Garlic and rosemary

Dinner tonight, improvised: lamb chops with rosemary, garlic, and sea salt, in our grill pan, with oven roasted potatoes in olive oil with more garlic, rosemary, and sea salt.

Is garlic a sublimity for everyone or just for me? Is it a cultural thing, a biological thing, or what? I know that for me it’s not a childhood taste or anything; I love my mother’s cooking dearly, but garlic in the cuisine of Lancaster County, Pennsylvania is nonexistent—or powdered. Never roasted. Never diced on lamb chops, or sliced thin and roasted on top of a bed of sliced potatoes.

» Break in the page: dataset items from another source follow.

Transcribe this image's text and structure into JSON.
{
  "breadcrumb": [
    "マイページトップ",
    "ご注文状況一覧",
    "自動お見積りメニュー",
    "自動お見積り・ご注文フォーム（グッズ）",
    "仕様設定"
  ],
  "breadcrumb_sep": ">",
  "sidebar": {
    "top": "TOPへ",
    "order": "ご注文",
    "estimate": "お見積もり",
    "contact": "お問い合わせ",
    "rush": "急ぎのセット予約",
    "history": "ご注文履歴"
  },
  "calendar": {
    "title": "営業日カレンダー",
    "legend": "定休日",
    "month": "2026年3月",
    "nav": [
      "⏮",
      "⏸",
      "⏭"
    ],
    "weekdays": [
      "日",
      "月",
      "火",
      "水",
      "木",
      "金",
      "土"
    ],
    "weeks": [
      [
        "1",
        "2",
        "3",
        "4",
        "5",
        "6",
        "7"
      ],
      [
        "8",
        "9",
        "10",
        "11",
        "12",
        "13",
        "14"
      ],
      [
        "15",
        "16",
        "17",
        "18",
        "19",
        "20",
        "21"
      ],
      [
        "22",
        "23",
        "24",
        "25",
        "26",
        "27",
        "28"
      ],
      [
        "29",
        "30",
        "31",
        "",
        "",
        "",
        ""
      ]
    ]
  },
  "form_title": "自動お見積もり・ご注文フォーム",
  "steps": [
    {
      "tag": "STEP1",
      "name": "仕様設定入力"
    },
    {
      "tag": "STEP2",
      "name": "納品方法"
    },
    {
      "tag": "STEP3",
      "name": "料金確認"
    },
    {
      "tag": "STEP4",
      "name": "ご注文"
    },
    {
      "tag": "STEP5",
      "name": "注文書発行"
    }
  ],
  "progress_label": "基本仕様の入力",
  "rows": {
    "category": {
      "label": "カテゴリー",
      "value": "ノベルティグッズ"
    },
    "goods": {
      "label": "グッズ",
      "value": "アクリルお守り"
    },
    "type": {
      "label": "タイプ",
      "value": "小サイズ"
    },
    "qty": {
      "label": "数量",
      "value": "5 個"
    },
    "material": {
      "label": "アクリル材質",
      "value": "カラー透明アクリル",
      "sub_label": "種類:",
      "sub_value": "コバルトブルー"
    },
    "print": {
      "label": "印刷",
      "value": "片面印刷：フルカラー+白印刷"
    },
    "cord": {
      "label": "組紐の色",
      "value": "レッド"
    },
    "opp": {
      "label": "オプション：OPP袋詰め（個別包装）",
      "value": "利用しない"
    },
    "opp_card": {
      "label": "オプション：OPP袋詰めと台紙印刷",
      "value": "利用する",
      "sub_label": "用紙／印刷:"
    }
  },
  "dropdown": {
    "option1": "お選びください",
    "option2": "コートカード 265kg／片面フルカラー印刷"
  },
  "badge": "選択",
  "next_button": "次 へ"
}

And rosemary? That’s for remembrance. (Warning: stupid college dating story ahead.)

Two months away from graduation, I had a talk with my then-girlfriend that ended in us agreeing that we needed to be apart. I was okay with it. The next day we had scheduled a cookout with our friends outside my Lawn room, on my little hibachi. We decided to go ahead with the cookout.

The next morning in her apartment I marinated chunks of meat and vegetables in rosemary, Worcestershire, black pepper, onion. That afternoon shish-kabobs on the hibachi. After everyone left I sat by the hibachi on the ground, threw whole rosemary sprigs on the coals and breathed in the fragrance. It was then I knew that I wasn’t okay with it. It took a long time to erase the hurt. But rosemary’s remembrance can be cleansing too.